Ivanov’s standing had been falling in Washington in recent weeks: The Russian career diplomat suddenly popped up in Belgrade as the popular revolt against Slobodan Milosevic reached its climax. He then journeyed on to the Middle East to reassert Russian interests there. In neither case was Washington given the courtesy of advance notice.
But the impression at Foggy Bottom that Ivanov is terminally tone deaf in dealing with Americans or out to score hostile points deepened significantly on Nov. 3. The State Department received the note saying Moscow will not, after Dec. 1, observe the restraints that Gore negotiated on Russian exports of tanks and other battlefield weapons to Iran in 1995.
The Russians may have been trying to get an unpleasant bit of business off the table before a new administration comes in, which they seem to expect to be headed by George W. Bush.
But they scaled new heights in brazenness by blaming their withdrawal from the Gore accord on the fact that the significant details of the agreement had been reported in the U.S. press, according to two accounts of the classified Ivanov-Albright correspondence.
Gore had nothing to do with the publicity, which in its timing at least was more unwelcome for him than it was for the Russians.
He and his aides spent valuable campaign time rebutting GOP criticism about the deal on Iran once The New York Times featured the story on Oct. 13. As The Times reported, Gore had agreed with then-Russian Prime Minister Viktor Chernomyrdin that their 12-paragraph aide-memoire and annexes "will remain strictly confidential."

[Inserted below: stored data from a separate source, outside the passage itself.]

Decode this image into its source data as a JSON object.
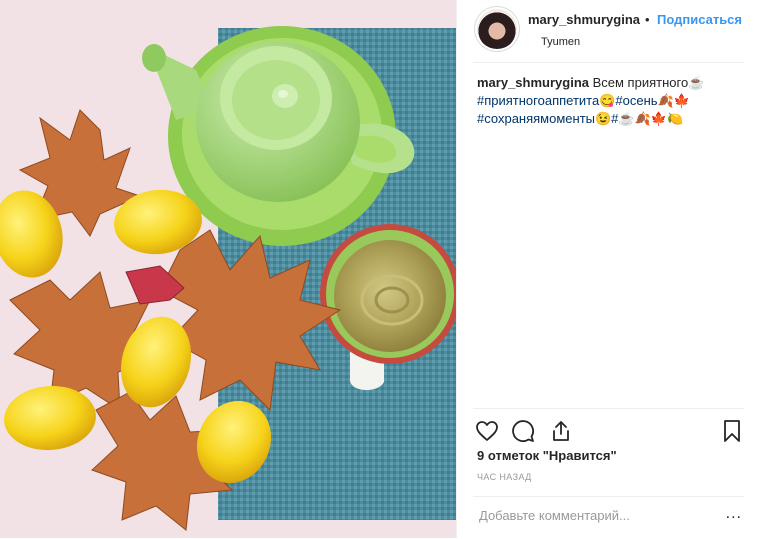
{
  "post": {
    "author": {
      "username": "mary_shmurygina",
      "follow_label": "Подписаться",
      "separator": "•",
      "location": "Tyumen"
    },
    "caption": {
      "username": "mary_shmurygina",
      "text": " Всем приятного☕",
      "tags_line1": "#приятногоаппетита😋#осень🍂🍁",
      "tags_line2": "#сохраняямоменты😉#☕🍂🍁🍋"
    },
    "likes_label": "9 отметок \"Нравится\"",
    "timestamp": "ЧАС НАЗАД",
    "comment": {
      "placeholder": "Добавьте комментарий...",
      "more_label": "..."
    },
    "icons": [
      "heart-icon",
      "comment-icon",
      "share-icon",
      "bookmark-icon"
    ]
  },
  "colors": {
    "link_blue": "#3897f0",
    "tag_blue": "#003569",
    "teapot_green": "#9bd46a",
    "lemon_yellow": "#f5d41c",
    "leaf_orange": "#c86a2e",
    "mat_blue": "#4f8fa1"
  }
}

U.S. officials speculated this week that the Russians were already looking for a pretext to renounce the agreement and pursue new arms contracts with Iran. They point out that Russian officials had talked about the supposedly secret details of the accord in public last March.
The Gore-Chernomyrdin arrangement was essentially an attempt to square a circle: Russia wanted neither to stop exporting conventional arms to Iran nor be punished by U.S. economic sanctions for helping a country on the American terrorism list. The Clinton administration — and until this campaign season the Republican-dominated Congress — showed no stomach for imposing sanctions on Boris Yeltsin’s struggling government.

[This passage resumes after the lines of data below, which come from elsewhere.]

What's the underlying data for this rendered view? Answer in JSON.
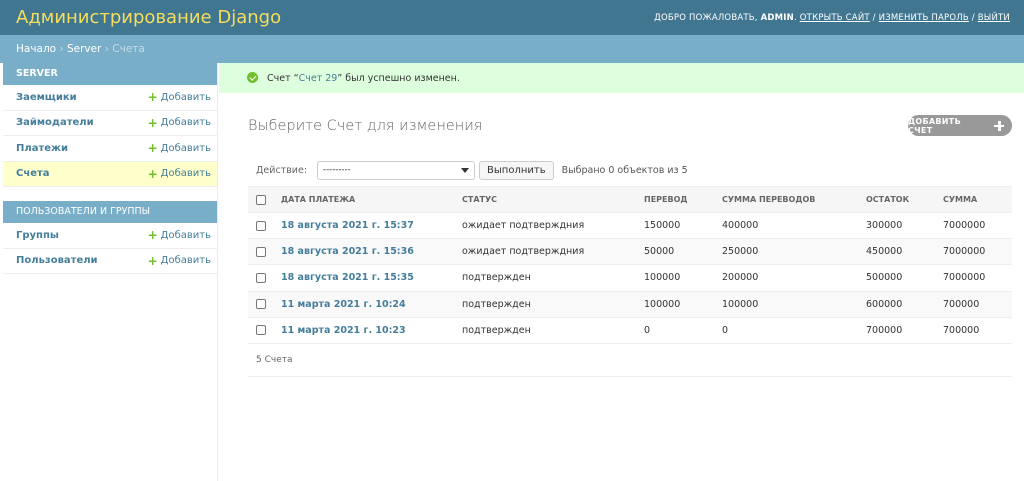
{
  "header": {
    "branding": "Администрирование Django",
    "welcome": "Добро пожаловать,",
    "username": "admin",
    "view_site": "Открыть сайт",
    "change_password": "Изменить пароль",
    "logout": "Выйти"
  },
  "breadcrumbs": {
    "home": "Начало",
    "app": "Server",
    "current": "Счета"
  },
  "sidebar": {
    "modules": [
      {
        "caption": "Server",
        "models": [
          {
            "name": "Заемщики",
            "add": "Добавить"
          },
          {
            "name": "Займодатели",
            "add": "Добавить"
          },
          {
            "name": "Платежи",
            "add": "Добавить"
          },
          {
            "name": "Счета",
            "add": "Добавить"
          }
        ]
      },
      {
        "caption": "Пользователи и группы",
        "models": [
          {
            "name": "Группы",
            "add": "Добавить"
          },
          {
            "name": "Пользователи",
            "add": "Добавить"
          }
        ]
      }
    ]
  },
  "message": {
    "before": "Счет “",
    "link": "Счет 29",
    "after": "” был успешно изменен."
  },
  "content": {
    "title": "Выберите Счет для изменения",
    "add_button": "Добавить Счет"
  },
  "actions": {
    "label": "Действие:",
    "selected": "---------",
    "go": "Выполнить",
    "counter": "Выбрано 0 объектов из 5"
  },
  "table": {
    "columns": [
      "Дата платежа",
      "Статус",
      "Перевод",
      "Сумма переводов",
      "Остаток",
      "Сумма"
    ],
    "rows": [
      [
        "18 августа 2021 г. 15:37",
        "ожидает подтверждния",
        "150000",
        "400000",
        "300000",
        "7000000"
      ],
      [
        "18 августа 2021 г. 15:36",
        "ожидает подтверждния",
        "50000",
        "250000",
        "450000",
        "7000000"
      ],
      [
        "18 августа 2021 г. 15:35",
        "подтвержден",
        "100000",
        "200000",
        "500000",
        "7000000"
      ],
      [
        "11 марта 2021 г. 10:24",
        "подтвержден",
        "100000",
        "100000",
        "600000",
        "700000"
      ],
      [
        "11 марта 2021 г. 10:23",
        "подтвержден",
        "0",
        "0",
        "700000",
        "700000"
      ]
    ]
  },
  "paginator": "5 Счета",
  "colors": {
    "header_bg": "#417690",
    "branding": "#f5dd5d",
    "breadcrumbs_bg": "#79aec8",
    "link": "#447e9b",
    "success_bg": "#ddffdd",
    "add_green": "#70bf2b"
  }
}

Gore obtained Chernomyrdin’s promises to finish all scheduled conventional arms deliveries to Iran by Dec. 31, 1999, and not to enter into new contracts. Promise One was technically broken when arms deliveries were stretched out into this year. But Washington understandably did not press the Russians to speed up arms shipments the White House did not want made at all. Now the more substantial promise on new contracts bites the dust with the Russian cancellation of the Gore-Chernomyrdin paper.
"We are examining all options," was as far as a senior State Department official would go in suggesting what retaliation Clinton might yet take. But steam continues to rise from Foggy Bottom.
In addition to the bristling note Albright fired off to Ivanov, Deputy Secretary of State Strobe Talbott called the Russian ambassador in and President Clinton reportedly raised the matter with President Vladimir Putin when they met in Brunei last week, to no avail.
Russia pours arms into the boiling cauldron to its south, antagonizes the United States and wears out Ivanov’s welcome here with its action. That’s big chutzpah, but also a big cost for Russia in pursuing quick bucks.